Even if it were for strategic planning alone, you’d have to give James Brining’s production top marks. The biggest show the ensemble company has attempted features not only the regular in-house team supplemented by a handful of outside actors, but also any number of children and adult performers brought in via the Rep’s community and education department. All told, there are more than 30 people taking a bow to a standing ovation at the end of a thoroughly rewarding three-hour evening.
But it’s not just about numbers. The backstage musical, which follows the uncertain career of a family of child vaudeville performers, takes us on a whirlwind tour of dressing rooms, lodgings and all manner of stage sets, slipping from one to the next in rapid succession. The Dundee crew make the transitions of Neil Warmington’s set look effortless, but their work must be tireless.
Equally, the reason it’s so easy to warm to the Rep’s musicals is that they’re rich in the kind of humanity and individuality so typically absent from the overpolished West End shows that replicate themselves like viruses in the world’s big cities. Here we have a tight band of only six musicians and a team of actors who’ll already be in rehearsals for the next show in the season. Their success seems all the greater for the crazy ambition involved.
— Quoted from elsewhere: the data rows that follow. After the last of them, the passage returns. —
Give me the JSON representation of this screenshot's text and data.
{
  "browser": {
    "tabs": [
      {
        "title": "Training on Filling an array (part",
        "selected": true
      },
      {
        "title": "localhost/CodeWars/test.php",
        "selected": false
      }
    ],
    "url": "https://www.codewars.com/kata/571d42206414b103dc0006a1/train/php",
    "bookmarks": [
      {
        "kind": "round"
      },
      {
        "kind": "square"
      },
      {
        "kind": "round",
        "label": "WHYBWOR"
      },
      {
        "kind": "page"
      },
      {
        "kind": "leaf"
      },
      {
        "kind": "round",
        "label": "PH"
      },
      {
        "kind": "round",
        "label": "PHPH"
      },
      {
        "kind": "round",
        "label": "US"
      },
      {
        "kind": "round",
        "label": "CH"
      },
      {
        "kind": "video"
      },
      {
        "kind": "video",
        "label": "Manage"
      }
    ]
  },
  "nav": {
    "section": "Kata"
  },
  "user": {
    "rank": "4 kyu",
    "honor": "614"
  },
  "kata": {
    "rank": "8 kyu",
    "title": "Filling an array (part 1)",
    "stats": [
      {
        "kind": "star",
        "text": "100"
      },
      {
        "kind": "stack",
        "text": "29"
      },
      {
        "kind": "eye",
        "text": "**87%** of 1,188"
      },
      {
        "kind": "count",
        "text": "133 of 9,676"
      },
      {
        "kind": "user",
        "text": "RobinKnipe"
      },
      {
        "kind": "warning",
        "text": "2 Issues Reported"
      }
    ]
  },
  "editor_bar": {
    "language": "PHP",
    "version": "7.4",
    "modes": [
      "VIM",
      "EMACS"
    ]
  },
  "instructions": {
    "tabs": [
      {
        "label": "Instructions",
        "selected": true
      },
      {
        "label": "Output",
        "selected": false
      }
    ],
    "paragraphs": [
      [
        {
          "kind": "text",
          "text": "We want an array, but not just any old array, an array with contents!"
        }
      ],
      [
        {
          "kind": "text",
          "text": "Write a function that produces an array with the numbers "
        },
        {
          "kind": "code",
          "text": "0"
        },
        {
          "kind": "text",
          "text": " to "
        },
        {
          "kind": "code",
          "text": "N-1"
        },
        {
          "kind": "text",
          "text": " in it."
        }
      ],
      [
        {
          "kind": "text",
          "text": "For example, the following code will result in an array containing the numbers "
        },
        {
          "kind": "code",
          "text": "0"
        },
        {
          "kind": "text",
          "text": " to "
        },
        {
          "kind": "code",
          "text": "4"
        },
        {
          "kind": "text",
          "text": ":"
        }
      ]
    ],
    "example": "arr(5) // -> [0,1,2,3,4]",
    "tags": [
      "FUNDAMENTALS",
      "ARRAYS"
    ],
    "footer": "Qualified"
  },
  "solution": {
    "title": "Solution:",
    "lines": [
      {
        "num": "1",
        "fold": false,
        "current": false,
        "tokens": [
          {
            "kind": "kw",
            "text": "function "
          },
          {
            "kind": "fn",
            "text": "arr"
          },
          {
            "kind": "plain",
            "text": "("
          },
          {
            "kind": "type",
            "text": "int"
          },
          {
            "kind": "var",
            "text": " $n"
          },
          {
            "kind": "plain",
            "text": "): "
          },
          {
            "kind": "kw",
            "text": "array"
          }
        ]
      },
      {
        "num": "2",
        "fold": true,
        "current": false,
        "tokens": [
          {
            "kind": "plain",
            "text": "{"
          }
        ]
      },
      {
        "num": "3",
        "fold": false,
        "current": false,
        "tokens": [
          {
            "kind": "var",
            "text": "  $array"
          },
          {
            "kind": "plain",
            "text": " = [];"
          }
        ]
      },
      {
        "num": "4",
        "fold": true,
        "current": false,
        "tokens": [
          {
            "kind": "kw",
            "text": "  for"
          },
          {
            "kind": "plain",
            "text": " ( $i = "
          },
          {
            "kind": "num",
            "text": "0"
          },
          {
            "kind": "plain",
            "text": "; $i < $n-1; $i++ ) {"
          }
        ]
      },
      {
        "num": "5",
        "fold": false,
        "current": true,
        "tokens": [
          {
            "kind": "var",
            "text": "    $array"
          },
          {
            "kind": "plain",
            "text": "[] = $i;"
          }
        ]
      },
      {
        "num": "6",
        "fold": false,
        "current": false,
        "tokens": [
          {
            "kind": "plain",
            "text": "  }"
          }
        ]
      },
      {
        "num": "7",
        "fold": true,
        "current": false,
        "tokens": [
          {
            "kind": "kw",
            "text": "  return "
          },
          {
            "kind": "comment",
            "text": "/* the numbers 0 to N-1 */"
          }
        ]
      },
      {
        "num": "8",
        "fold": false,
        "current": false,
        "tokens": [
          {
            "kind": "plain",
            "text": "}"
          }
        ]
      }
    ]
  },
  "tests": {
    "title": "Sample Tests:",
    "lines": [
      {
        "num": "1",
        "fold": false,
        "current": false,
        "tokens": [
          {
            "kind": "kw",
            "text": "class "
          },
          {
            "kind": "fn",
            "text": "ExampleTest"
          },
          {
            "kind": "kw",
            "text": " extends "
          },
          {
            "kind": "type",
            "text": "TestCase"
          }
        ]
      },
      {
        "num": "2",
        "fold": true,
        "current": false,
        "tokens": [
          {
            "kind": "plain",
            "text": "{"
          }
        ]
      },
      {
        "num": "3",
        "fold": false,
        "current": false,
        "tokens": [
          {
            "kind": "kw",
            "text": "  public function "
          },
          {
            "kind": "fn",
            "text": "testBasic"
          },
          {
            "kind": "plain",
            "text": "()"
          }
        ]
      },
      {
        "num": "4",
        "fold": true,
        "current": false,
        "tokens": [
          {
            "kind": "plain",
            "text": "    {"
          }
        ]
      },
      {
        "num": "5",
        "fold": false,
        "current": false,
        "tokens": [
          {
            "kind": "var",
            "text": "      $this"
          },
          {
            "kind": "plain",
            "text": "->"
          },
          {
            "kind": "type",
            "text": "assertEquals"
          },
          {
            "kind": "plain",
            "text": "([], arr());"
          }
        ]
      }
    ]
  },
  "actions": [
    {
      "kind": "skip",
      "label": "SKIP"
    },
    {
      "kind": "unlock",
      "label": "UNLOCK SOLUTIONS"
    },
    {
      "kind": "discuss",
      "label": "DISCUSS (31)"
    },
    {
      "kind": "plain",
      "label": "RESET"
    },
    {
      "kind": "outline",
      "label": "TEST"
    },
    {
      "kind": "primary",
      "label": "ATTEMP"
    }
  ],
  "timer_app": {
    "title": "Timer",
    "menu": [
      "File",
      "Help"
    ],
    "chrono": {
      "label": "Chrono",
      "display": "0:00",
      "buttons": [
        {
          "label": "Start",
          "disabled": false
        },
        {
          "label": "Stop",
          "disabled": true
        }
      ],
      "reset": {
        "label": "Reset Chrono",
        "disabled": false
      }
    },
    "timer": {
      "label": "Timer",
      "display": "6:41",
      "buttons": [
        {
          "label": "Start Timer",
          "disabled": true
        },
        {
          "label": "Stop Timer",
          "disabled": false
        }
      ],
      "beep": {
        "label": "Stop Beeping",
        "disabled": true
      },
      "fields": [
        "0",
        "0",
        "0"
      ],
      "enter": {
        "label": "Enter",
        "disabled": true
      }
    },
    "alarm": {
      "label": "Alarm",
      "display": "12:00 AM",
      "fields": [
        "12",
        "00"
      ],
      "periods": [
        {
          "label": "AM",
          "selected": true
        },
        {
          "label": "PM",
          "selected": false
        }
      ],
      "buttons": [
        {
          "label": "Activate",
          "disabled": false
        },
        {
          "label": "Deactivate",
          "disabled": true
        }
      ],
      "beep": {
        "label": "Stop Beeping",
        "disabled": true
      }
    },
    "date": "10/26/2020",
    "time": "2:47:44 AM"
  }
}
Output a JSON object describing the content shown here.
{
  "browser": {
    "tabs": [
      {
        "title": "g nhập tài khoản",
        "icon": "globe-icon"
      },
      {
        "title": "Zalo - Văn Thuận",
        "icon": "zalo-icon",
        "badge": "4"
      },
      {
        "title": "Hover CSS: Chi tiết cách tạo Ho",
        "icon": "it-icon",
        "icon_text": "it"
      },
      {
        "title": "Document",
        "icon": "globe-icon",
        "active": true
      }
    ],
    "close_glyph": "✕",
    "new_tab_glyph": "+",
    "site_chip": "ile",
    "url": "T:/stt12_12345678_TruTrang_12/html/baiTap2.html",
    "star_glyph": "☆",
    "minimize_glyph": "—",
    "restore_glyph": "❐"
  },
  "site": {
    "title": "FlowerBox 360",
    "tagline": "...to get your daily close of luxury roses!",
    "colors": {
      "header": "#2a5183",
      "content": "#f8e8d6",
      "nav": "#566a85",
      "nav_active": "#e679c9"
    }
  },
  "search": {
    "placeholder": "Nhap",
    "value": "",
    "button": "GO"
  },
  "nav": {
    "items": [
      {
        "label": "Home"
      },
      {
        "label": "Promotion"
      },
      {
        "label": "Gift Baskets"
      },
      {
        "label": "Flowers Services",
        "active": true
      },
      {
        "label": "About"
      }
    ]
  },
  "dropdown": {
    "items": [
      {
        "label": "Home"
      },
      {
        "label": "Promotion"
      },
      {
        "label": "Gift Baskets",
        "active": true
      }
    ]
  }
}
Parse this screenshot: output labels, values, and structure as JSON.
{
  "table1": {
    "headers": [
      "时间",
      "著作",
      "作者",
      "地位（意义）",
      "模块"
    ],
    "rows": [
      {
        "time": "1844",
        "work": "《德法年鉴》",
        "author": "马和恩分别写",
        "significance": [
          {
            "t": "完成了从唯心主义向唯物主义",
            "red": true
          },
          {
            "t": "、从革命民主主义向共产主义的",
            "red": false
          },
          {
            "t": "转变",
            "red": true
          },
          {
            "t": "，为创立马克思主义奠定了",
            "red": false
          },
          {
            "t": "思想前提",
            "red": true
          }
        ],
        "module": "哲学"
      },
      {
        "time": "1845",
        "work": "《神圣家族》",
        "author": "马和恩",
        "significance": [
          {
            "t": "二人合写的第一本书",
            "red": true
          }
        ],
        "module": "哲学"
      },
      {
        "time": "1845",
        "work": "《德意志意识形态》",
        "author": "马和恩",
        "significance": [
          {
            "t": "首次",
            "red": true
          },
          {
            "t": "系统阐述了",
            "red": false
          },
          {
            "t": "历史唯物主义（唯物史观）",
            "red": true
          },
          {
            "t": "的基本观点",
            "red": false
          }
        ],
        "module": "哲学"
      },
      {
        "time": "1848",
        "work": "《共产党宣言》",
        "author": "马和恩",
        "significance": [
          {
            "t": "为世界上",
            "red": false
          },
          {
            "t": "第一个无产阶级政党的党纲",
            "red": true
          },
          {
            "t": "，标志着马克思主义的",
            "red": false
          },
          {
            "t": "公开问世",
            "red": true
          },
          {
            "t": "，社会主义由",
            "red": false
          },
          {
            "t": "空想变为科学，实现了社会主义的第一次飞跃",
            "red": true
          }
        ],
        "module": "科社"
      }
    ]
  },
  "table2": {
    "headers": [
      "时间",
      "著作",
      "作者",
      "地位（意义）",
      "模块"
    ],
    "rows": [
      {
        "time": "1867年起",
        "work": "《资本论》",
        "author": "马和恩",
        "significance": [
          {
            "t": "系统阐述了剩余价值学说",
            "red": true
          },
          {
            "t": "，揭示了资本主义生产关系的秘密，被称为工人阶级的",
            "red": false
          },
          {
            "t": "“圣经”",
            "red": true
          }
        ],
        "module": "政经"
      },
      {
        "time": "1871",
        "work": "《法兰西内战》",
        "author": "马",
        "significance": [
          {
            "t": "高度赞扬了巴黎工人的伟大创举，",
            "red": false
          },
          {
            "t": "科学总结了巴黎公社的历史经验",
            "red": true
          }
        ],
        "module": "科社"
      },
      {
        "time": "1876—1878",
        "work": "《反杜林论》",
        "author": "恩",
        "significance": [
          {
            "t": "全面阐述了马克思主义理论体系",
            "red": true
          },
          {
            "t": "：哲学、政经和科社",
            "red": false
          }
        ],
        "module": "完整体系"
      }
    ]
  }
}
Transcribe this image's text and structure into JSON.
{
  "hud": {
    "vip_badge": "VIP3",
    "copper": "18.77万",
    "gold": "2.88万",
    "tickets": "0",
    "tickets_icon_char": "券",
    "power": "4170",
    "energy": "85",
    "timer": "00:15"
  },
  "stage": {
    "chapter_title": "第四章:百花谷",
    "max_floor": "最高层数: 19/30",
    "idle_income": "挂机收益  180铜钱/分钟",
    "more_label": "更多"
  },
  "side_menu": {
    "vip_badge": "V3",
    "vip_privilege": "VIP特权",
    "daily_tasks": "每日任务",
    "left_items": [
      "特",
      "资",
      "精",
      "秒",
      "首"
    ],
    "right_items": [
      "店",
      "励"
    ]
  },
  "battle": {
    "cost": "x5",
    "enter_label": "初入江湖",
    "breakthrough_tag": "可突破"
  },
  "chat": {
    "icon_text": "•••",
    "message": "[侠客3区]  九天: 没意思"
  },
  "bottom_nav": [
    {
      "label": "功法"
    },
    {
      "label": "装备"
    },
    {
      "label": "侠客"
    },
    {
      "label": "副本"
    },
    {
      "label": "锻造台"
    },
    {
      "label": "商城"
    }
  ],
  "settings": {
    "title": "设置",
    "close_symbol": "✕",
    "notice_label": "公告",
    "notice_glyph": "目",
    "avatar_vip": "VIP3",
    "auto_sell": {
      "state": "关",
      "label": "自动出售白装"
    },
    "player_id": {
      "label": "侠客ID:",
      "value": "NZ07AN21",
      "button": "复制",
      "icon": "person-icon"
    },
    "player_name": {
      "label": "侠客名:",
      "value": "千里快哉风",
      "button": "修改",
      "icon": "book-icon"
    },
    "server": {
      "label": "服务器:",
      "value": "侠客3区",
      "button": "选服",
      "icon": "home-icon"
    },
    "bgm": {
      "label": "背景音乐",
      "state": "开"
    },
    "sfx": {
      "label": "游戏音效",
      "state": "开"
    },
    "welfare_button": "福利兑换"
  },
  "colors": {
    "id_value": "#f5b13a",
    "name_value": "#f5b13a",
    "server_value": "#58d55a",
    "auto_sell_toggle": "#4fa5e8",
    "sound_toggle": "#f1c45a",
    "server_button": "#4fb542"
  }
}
And they’re good. In such an ensemble effort, it feels invidious to single anyone out, but there’s no underestimating the achievement of Ann Louise Ross, as Mama Rose, the ultimate showbiz mother, and Emily Winter, as her daughter Louise, who becomes Gypsy Rose Lee.
They say Laurents, the librettist, was irritated by the tendency of Ethel Merman, the show’s original star, to tap her feet while singing. For all her power as a “fire alarm” vocalist, Merman was not in the first league of actors. Ross, by contrast, is a subtle performer and a mainstay of the Dundee company. She brings a stoic force to the role of a woman driven by an almost psychotic need for her children to succeed. It’s a desire that will never bring satisfaction, and her final solo, with the stage open to the back wall, all pretence stripped away, is hauntingly affecting. In place of Merman’s razzmatazz, Ross gives us a rounded, unsentimental portrait of a damaged human being.
Winter, meanwhile, has to take the show’s longest journey, from wallflower living in the shadow of her sister (Gail Watson is equally impressive as the precocious June) to brassy stripper finding emancipation in sexual exploitation. In this, Winter shows star quality all the way. Being a natural, unshowy performer with a tremendous singing voice, she shifts all the more convincingly from lowly sibling to elegant diva.
It’s true that the musical has an uneasy ambivalence about the nature of Gypsy’s profession and has to come to a swift stop before it all gets too seedy, but Brining lets the dark corners show through, at one point putting a huge mirror in front of us to remind us of our own voyeurism.
Elsewhere, he cleverly directs the child actors to give the impression of being a third-rate act — twirling batons, cartwheels, cheesy grins and all — even as they put their heart and soul into the performance. It’s a fine example of a company working with and for its own community and deserves to be seen and enjoyed widely.